Армии получили дивизионы тяжелых мортир; в распоряже­нии Ставки появился мощный артиллерийский резерв ТАОН (Тяжелая артиллерия особого назначения). Но наша артил­лерия оставалась, по преимуществу, пушечной, легко–пу­шечной, а между тем условия войны, по сравнению с 1914 годом, коренным образом переменились: по примеру Запад­ного театра войны, где с осени 1914 года германцы и франко–англичане ушли в землю, засели в позиционные линии и полосы, прикрылись бетоном и сталью, мы и наши противники стали осенью 1915 года сооружать фортификационную си­стему такой прочности, что легкая пушка не могла ей при­чинить серьезного ущерба, как вследствие малой силы её гранаты, так и вследствие настильности её траектории. Для разрушения мощных укрепленных позиций требовались гау­бицы и мортиры, чьи бомбы падают на цель отвесно и несут в себе большой заряд взрывчатого вещества. Но наша воен­ная промышленность не могла удовлетворить потребности Действующей Армии в этих тяжелых и полу–тяжелых ору­диях, а союзники не торопились с присылкой нам такой ар­тиллерии.

Приходится признать, что на верхах нашей Армии со­хранились понятия, подобные пресловутому "шапками за­кидаем!" Существовала мысль, что недостаточное снабже­ние нашего войска огневыми машинами можно отчасти ком­пенсировать превосходством над противником в численно­сти пехотинцев. К наступлению 1916 года роты в ударных дивизиях были доведены до 250 штыков (и это при нали­чии трех офицеров на роту, из коих два малоопытны, если не совсем неопытны, еще даже не обстреляны). Мы по–прежнему оставались при дивизиях в 16 батальонов, в то время как враги наши и союзники перешли к дивизиям в 9 бата­льонов. Мы по–прежнему имели в дивизии 6 легких батарей по 6 пушек и по 1 батарее из 6 гаубиц – это составляло 42 орудия на 16 батальонов. А германские 9 батальонов в диви­зии имели 72 и более орудий, из коих значительная часть были полу–тяжелыми и тяжелыми. Наши батареи (кроме тяжелых) по–прежнему состояли из 6 орудий, хотя опыт союзников и врагов показал, что мощность огня артиллерий­ской массы не столько зависит от числа жерл, сколько – от числа стреляющих командиров: поэтому в армиях фран­цузской, германской и других увеличили число командиров батарей раздробивши батареи на четырех–орудийные.
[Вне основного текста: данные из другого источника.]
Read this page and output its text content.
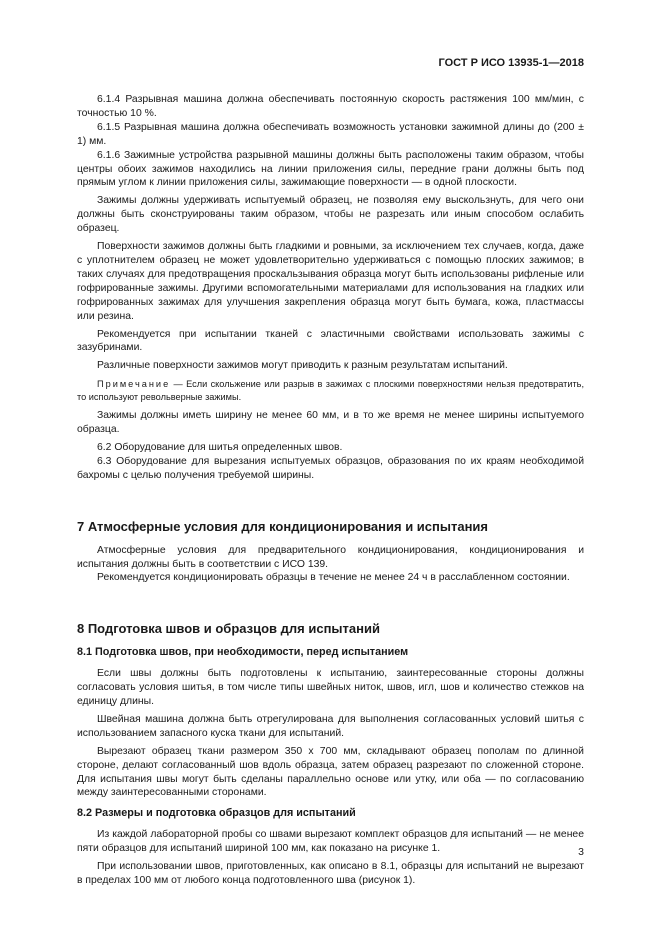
ГОСТ Р ИСО 13935-1—2018

6.1.4 Разрывная машина должна обеспечивать постоянную скорость растяжения 100 мм/мин, с точностью 10 %.

6.1.5 Разрывная машина должна обеспечивать возможность установки зажимной длины до (200 ± 1) мм.

6.1.6 Зажимные устройства разрывной машины должны быть расположены таким образом, чтобы центры обоих зажимов находились на линии приложения силы, передние грани должны быть под прямым углом к линии приложения силы, зажимающие поверхности — в одной плоскости.

Зажимы должны удерживать испытуемый образец, не позволяя ему выскользнуть, для чего они должны быть сконструированы таким образом, чтобы не разрезать или иным способом ослабить образец.

Поверхности зажимов должны быть гладкими и ровными, за исключением тех случаев, когда, даже с уплотнителем образец не может удовлетворительно удерживаться с помощью плоских зажимов; в таких случаях для предотвращения проскальзывания образца могут быть использованы рифленые или гофрированные зажимы. Другими вспомогательными материалами для использования на гладких или гофрированных зажимах для улучшения закрепления образца могут быть бумага, кожа, пластмассы или резина.

Рекомендуется при испытании тканей с эластичными свойствами использовать зажимы с зазубринами.

Различные поверхности зажимов могут приводить к разным результатам испытаний.

Примечание — Если скольжение или разрыв в зажимах с плоскими поверхностями нельзя предотвратить, то используют револьверные зажимы.

Зажимы должны иметь ширину не менее 60 мм, и в то же время не менее ширины испытуемого образца.

6.2 Оборудование для шитья определенных швов.

6.3 Оборудование для вырезания испытуемых образцов, образования по их краям необходимой бахромы с целью получения требуемой ширины.

7 Атмосферные условия для кондиционирования и испытания

Атмосферные условия для предварительного кондиционирования, кондиционирования и испытания должны быть в соответствии с ИСО 139.

Рекомендуется кондиционировать образцы в течение не менее 24 ч в расслабленном состоянии.

8 Подготовка швов и образцов для испытаний
8.1 Подготовка швов, при необходимости, перед испытанием

Если швы должны быть подготовлены к испытанию, заинтересованные стороны должны согласовать условия шитья, в том числе типы швейных ниток, швов, игл, шов и количество стежков на единицу длины.

Швейная машина должна быть отрегулирована для выполнения согласованных условий шитья с использованием запасного куска ткани для испытаний.

Вырезают образец ткани размером 350 х 700 мм, складывают образец пополам по длинной стороне, делают согласованный шов вдоль образца, затем образец разрезают по сложенной стороне. Для испытания швы могут быть сделаны параллельно основе или утку, или оба — по согласованию между заинтересованными сторонами.

8.2 Размеры и подготовка образцов для испытаний

Из каждой лабораторной пробы со швами вырезают комплект образцов для испытаний — не менее пяти образцов для испытаний шириной 100 мм, как показано на рисунке 1.

При использовании швов, приготовленных, как описано в 8.1, образцы для испытаний не вырезают в пределах 100 мм от любого конца подготовленного шва (рисунок 1).

3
Эти организационные дефекты, эти указания на недо­статочную артиллерийскую мощь Действующей Армии, на большой некомплект офицеров, и, наконец, на дувшие из тыла, из России ветры усталости духа, оппозиционности к правительству и пораженчества5 приведены не ради критики и упреков, а для подчеркивания, что в кампанию 1916 года Войско вступало в условиях, не вполне благоприятных, не дававших, казалось, уверенности в возможности от тяжелых неудач 1915 года перейти к победоносному наступлению в 1916 г.

Если Войско все же перешло в наступление и добилось победы, тем большей славы заслуживает это Войско.